Our rivers are in trouble
Sarah Williams, Dorset Wildlife Trust Conservation Officer, said: “We may not have restrictions on our water use as in the east of the country, but our rivers and their wildlife are in trouble. Several small streams are already drying up and parts of the winterbournes have not flowed at all this winter. It is vitally important that we all take saving water seriously now. This is something that everybody can do to help save our rivers and all the wildlife associated with them.”
Wildlife struggling to find food
The normal high winter flows in our rivers are important for oxygen levels, diluting pollutants and flushing silt to clean gravel beds where fish spawn. Low flows can make it difficult for fish such as salmon and eels to migrate upstream and the current situation is likely to have an impact on populations in a number of Dorset rivers this year. The lack of water will also affect white clawed crayfish, water voles, amphibians and wading birds, all of which will struggle to find food in dry conditions, while important water plants will suffer from raised water temperatures.

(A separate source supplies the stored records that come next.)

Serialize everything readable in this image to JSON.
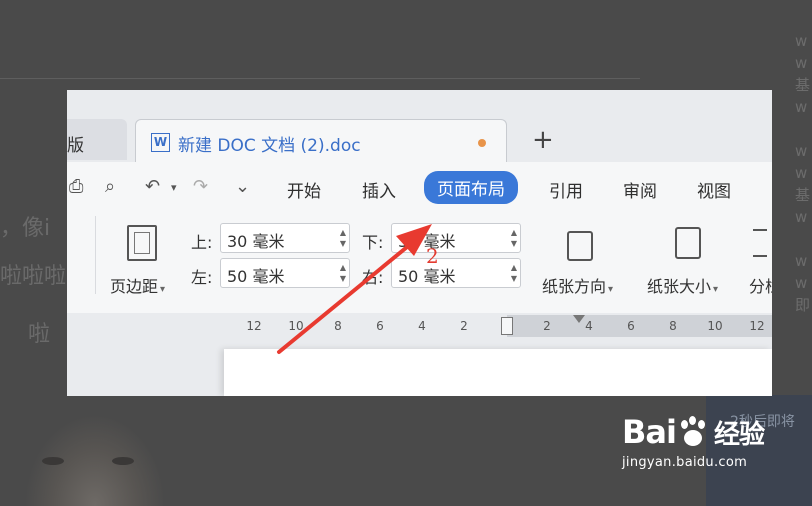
{
  "background": {
    "text_line1": "，像i",
    "text_line2": "啦啦啦",
    "text_line3": "啦",
    "right_column": [
      "w",
      "w",
      "基",
      "w",
      "w",
      "w",
      "基",
      "w",
      "w",
      "w",
      "即"
    ],
    "timer_text": "2秒后即将"
  },
  "watermark": {
    "brand_left": "Bai",
    "brand_right": "经验",
    "url": "jingyan.baidu.com"
  },
  "tabs": {
    "prev_label": "版",
    "active_icon": "W",
    "active_title": "新建 DOC 文档 (2).doc",
    "add": "+"
  },
  "quick_access": {
    "print": "⎙",
    "preview": "⌕",
    "undo": "↶",
    "undo_caret": "▾",
    "redo": "↷",
    "more": "⌄"
  },
  "menu": {
    "start": "开始",
    "insert": "插入",
    "page_layout": "页面布局",
    "references": "引用",
    "review": "审阅",
    "view": "视图"
  },
  "ribbon": {
    "margins_label": "页边距",
    "top_label": "上:",
    "top_value": "30 毫米",
    "bottom_label": "下:",
    "bottom_value": "30 毫米",
    "left_label": "左:",
    "left_value": "50 毫米",
    "right_label": "右:",
    "right_value": "50 毫米",
    "orientation_label": "纸张方向",
    "size_label": "纸张大小",
    "columns_label": "分栏",
    "caret": "▾"
  },
  "ruler": {
    "left_ticks": [
      "12",
      "10",
      "8",
      "6",
      "4",
      "2"
    ],
    "right_ticks": [
      "2",
      "4",
      "6",
      "8",
      "10",
      "12"
    ]
  },
  "annotation": {
    "step_number": "2",
    "arrow_color": "#e83a30"
  },
  "colors": {
    "accent": "#3a78d8",
    "tab_title": "#3a6fc8",
    "unsaved_dot": "#e8944a"
  }
}
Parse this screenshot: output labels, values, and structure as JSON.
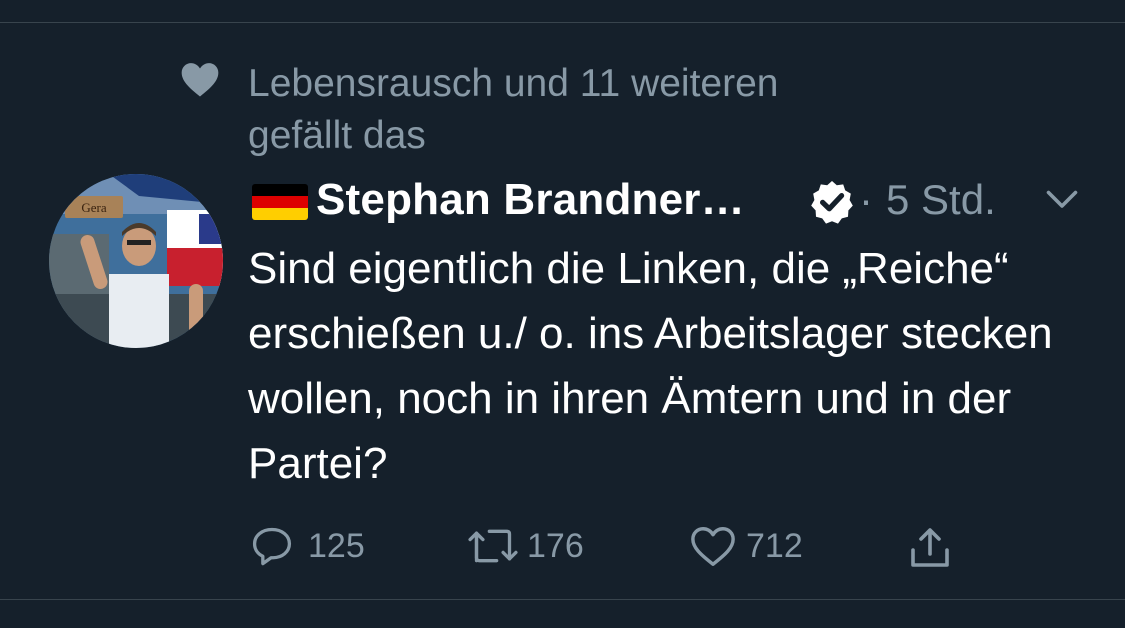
{
  "social_context": {
    "icon": "heart-icon",
    "text": "Lebensrausch und 11 weiteren gefällt das"
  },
  "tweet": {
    "author_flag": "german-flag-icon",
    "author_name": "Stephan Brandner…",
    "verified_icon": "verified-badge-icon",
    "separator": "·",
    "timestamp": "5 Std.",
    "menu_icon": "chevron-down-icon",
    "text": "Sind eigentlich die Linken, die „Reiche“ erschießen u./ o. ins Arbeitslager stecken wollen, noch in ihren Ämtern und in der Partei?",
    "avatar_sign": "Gera"
  },
  "actions": {
    "reply_count": "125",
    "retweet_count": "176",
    "like_count": "712"
  },
  "colors": {
    "background": "#15202b",
    "secondary_text": "#8899a6",
    "primary_text": "#ffffff",
    "divider": "#38444d"
  }
}
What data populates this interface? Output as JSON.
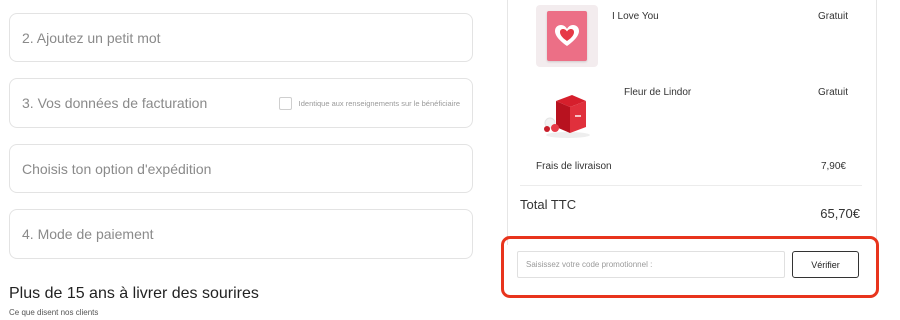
{
  "checkout": {
    "steps": [
      {
        "label": "2. Ajoutez un petit mot"
      },
      {
        "label": "3. Vos données de facturation",
        "checkbox_label": "Identique aux renseignements sur le bénéficiaire",
        "checked": false
      },
      {
        "label": "Choisis ton option d'expédition"
      },
      {
        "label": "4. Mode de paiement"
      }
    ]
  },
  "reviews": {
    "heading": "Plus de 15 ans à livrer des sourires",
    "subheading": "Ce que disent nos clients"
  },
  "summary": {
    "items": [
      {
        "name": "I Love You",
        "price": "Gratuit",
        "icon": "heart-card-icon"
      },
      {
        "name": "Fleur de Lindor",
        "price": "Gratuit",
        "icon": "red-gift-box-icon"
      }
    ],
    "shipping": {
      "label": "Frais de livraison",
      "value": "7,90€"
    },
    "total": {
      "label": "Total TTC",
      "value": "65,70€"
    }
  },
  "promo": {
    "placeholder": "Saisissez votre code promotionnel :",
    "button_label": "Vérifier",
    "highlight_color": "#e8341c"
  }
}
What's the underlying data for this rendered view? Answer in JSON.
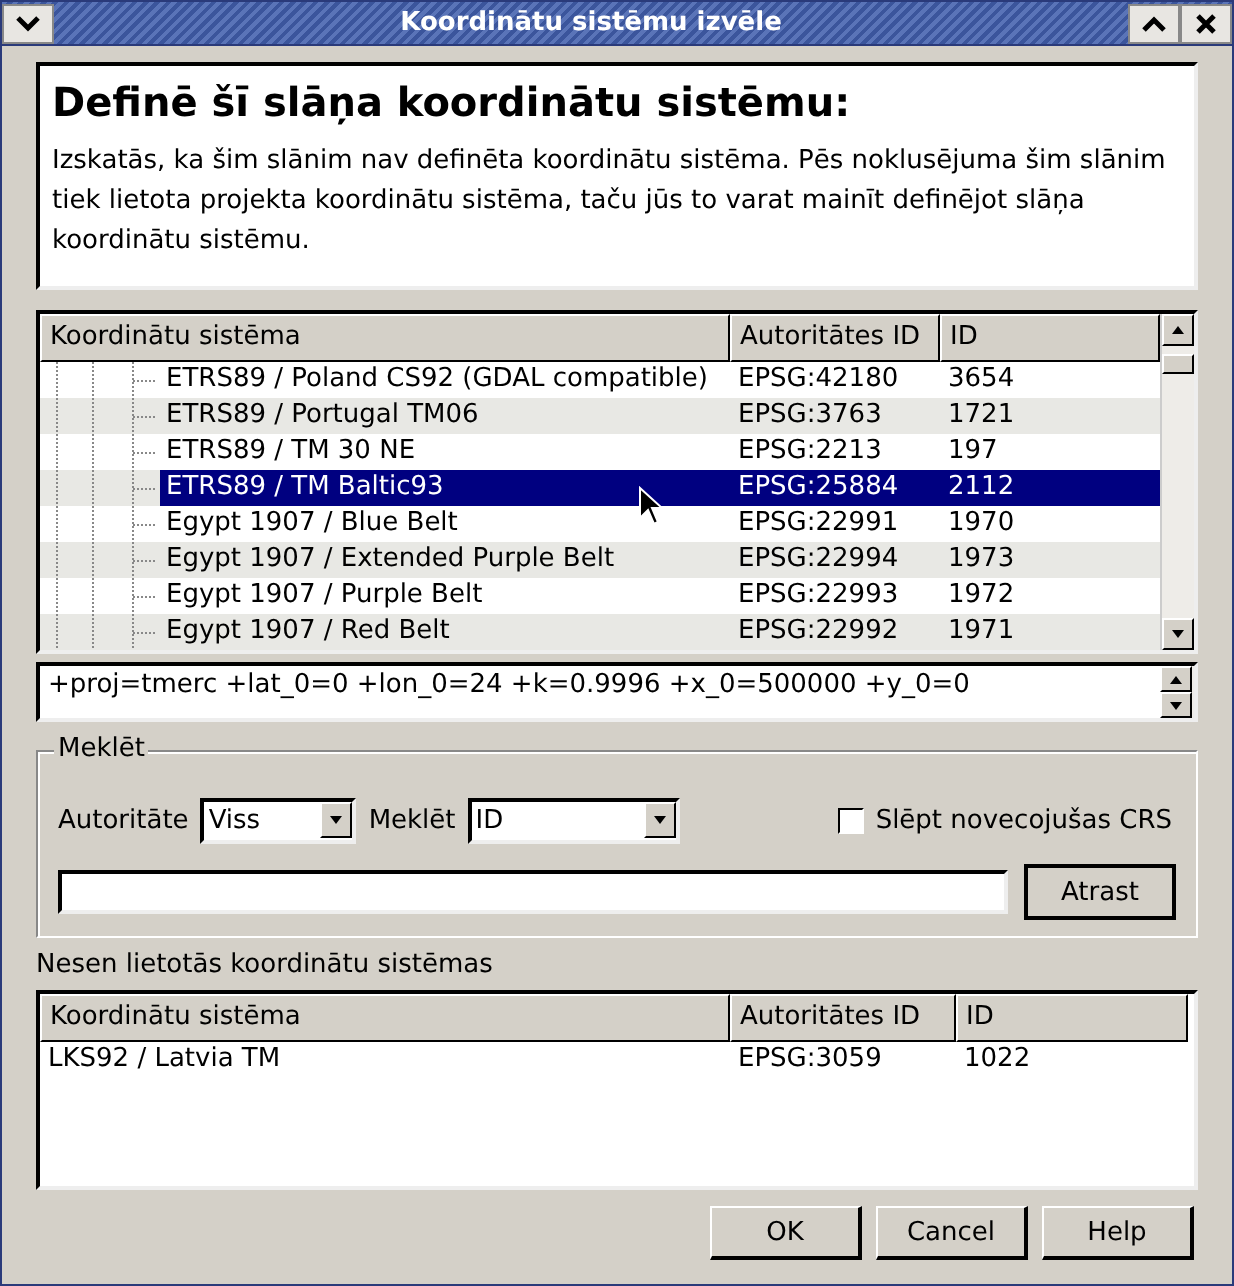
{
  "window": {
    "title": "Koordinātu sistēmu izvēle"
  },
  "header": {
    "title": "Definē šī slāņa koordinātu sistēmu:",
    "text": "Izskatās, ka šim slānim nav definēta koordinātu sistēma. Pēs noklusējuma šim slānim tiek lietota projekta koordinātu sistēma, taču jūs to varat mainīt definējot slāņa koordinātu sistēmu."
  },
  "crs_table": {
    "columns": [
      "Koordinātu sistēma",
      "Autoritātes ID",
      "ID"
    ],
    "rows": [
      {
        "name": "ETRS89 / Poland CS92 (GDAL compatible)",
        "authority_id": "EPSG:42180",
        "id": "3654",
        "selected": false
      },
      {
        "name": "ETRS89 / Portugal TM06",
        "authority_id": "EPSG:3763",
        "id": "1721",
        "selected": false
      },
      {
        "name": "ETRS89 / TM 30 NE",
        "authority_id": "EPSG:2213",
        "id": "197",
        "selected": false
      },
      {
        "name": "ETRS89 / TM Baltic93",
        "authority_id": "EPSG:25884",
        "id": "2112",
        "selected": true
      },
      {
        "name": "Egypt 1907 / Blue Belt",
        "authority_id": "EPSG:22991",
        "id": "1970",
        "selected": false
      },
      {
        "name": "Egypt 1907 / Extended Purple Belt",
        "authority_id": "EPSG:22994",
        "id": "1973",
        "selected": false
      },
      {
        "name": "Egypt 1907 / Purple Belt",
        "authority_id": "EPSG:22993",
        "id": "1972",
        "selected": false
      },
      {
        "name": "Egypt 1907 / Red Belt",
        "authority_id": "EPSG:22992",
        "id": "1971",
        "selected": false
      }
    ]
  },
  "proj_string": "+proj=tmerc +lat_0=0 +lon_0=24 +k=0.9996 +x_0=500000 +y_0=0",
  "search": {
    "title": "Meklēt",
    "authority_label": "Autoritāte",
    "authority_value": "Viss",
    "search_label": "Meklēt",
    "search_value": "ID",
    "hide_deprecated": {
      "label": "Slēpt novecojušas CRS",
      "checked": false
    },
    "find_button": "Atrast"
  },
  "recent": {
    "title": "Nesen lietotās koordinātu sistēmas",
    "columns": [
      "Koordinātu sistēma",
      "Autoritātes ID",
      "ID"
    ],
    "rows": [
      {
        "name": "LKS92 / Latvia TM",
        "authority_id": "EPSG:3059",
        "id": "1022"
      }
    ]
  },
  "buttons": [
    "OK",
    "Cancel",
    "Help"
  ]
}
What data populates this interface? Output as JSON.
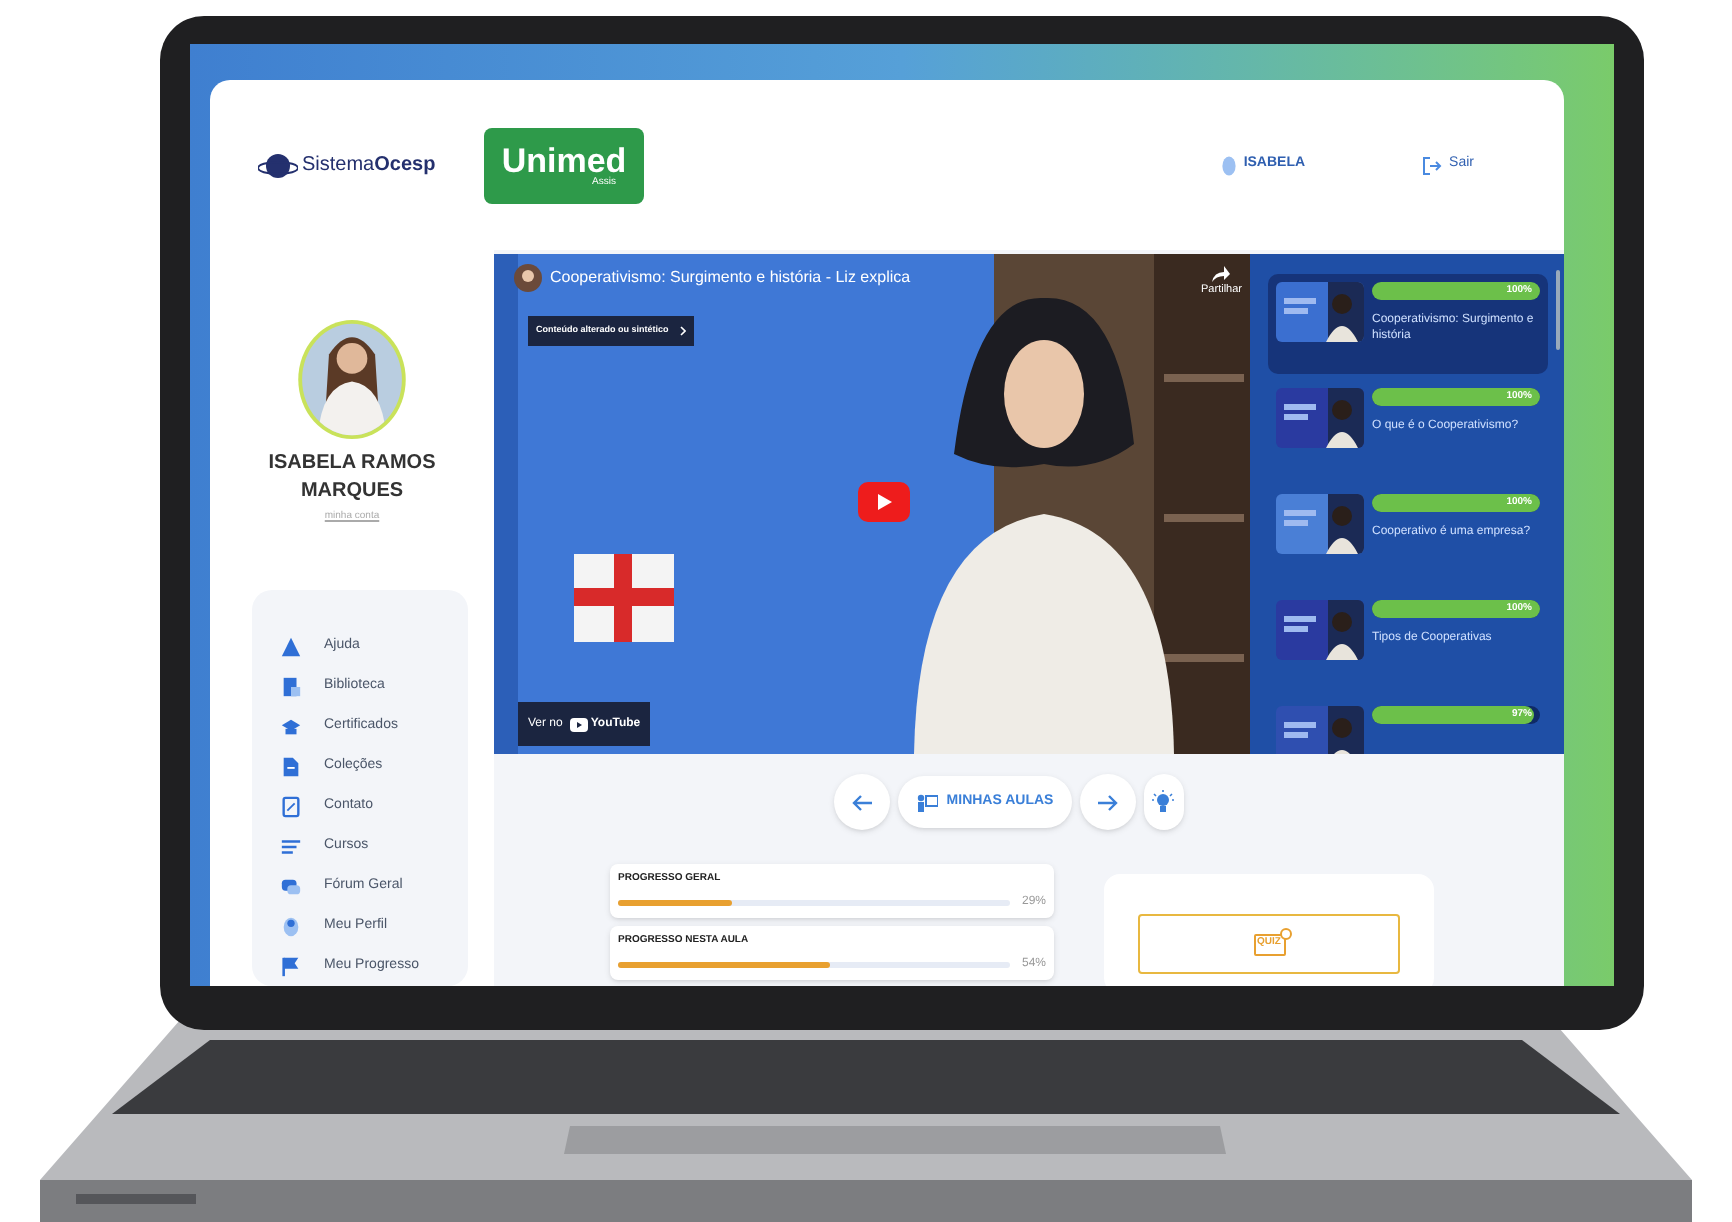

Sarah added: “Dorset Wildlife Trust is working to improve the health of our rivers by restoring natural rivers, reducing pollution and planting trees to increase shade and stability as part of the Dorset Wild Rivers Project. This should help them to be more resilient to both drought and flood. Things that you can do include practical volunteering to help us remove alien plants but, most importantly, saving water. It really is that simple and we all need to take it seriously.”
Love your river - save water
DWT is supporting the new Love your River campaign, backed by Defra, the National Trust, the Environment Agency, the Wildlife Trusts, Keep Britain Tidy, water companies and Waterwise, to promote the value and benefits of our rivers to our everyday life to inspire people to value their local rivers and take action to look after them.